ICOS-driven Cholesterol and Cortisol Biosynthesis Shape IL-10 Production in ILC2s to Regulate Airway Hyperreactivity

Group 2 innate lymphoid cells (ILC2) induce type 2 inflammation in the lungs in response to allergens. Here, we investigated the regulatory mechanism of IL-10 production by ILC2s on the development of airway hyperreactivity (AHR), with a particular focus on the role of ICOS. Our findings demonstrate that inhibition of ICOS in pulmonary ILC2s significantly promotes IL-10 production.
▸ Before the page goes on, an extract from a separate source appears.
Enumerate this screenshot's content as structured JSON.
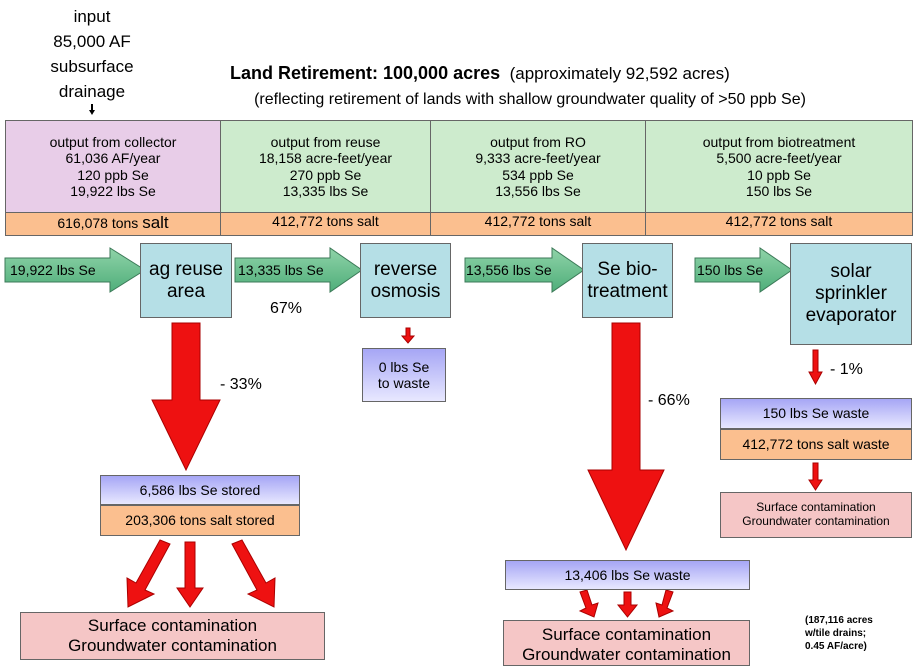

Lack of ICOS reprograms ILC2 steroid metabolism, resulting in increased cholesterol and cortisol biosynthesis and Glucocorticoid receptor (GR) activation. Consequently, this reprogramming regulates MAF and NFIL3 activation, thereby promoting IL-10 production. We notably found that in vivo GR inhibition or ILC2-specific GR deficiency exacerbated the development of AHR in multiple mouse models. Finally, we extended our findings to a human setting and demonstrated concordant results between murine models and human ILC2s. Taken together, our results therefore indicate that ICOS negatively regulates IL-10 production in ILC2s by controlling cholesterol and cortisol biosynthesis. Overall design: mRNA profiles of mouse lung ILC2s from WT and ICOS KO mice were generated by deep sequencing, in duplicates, using a NextSeq 500.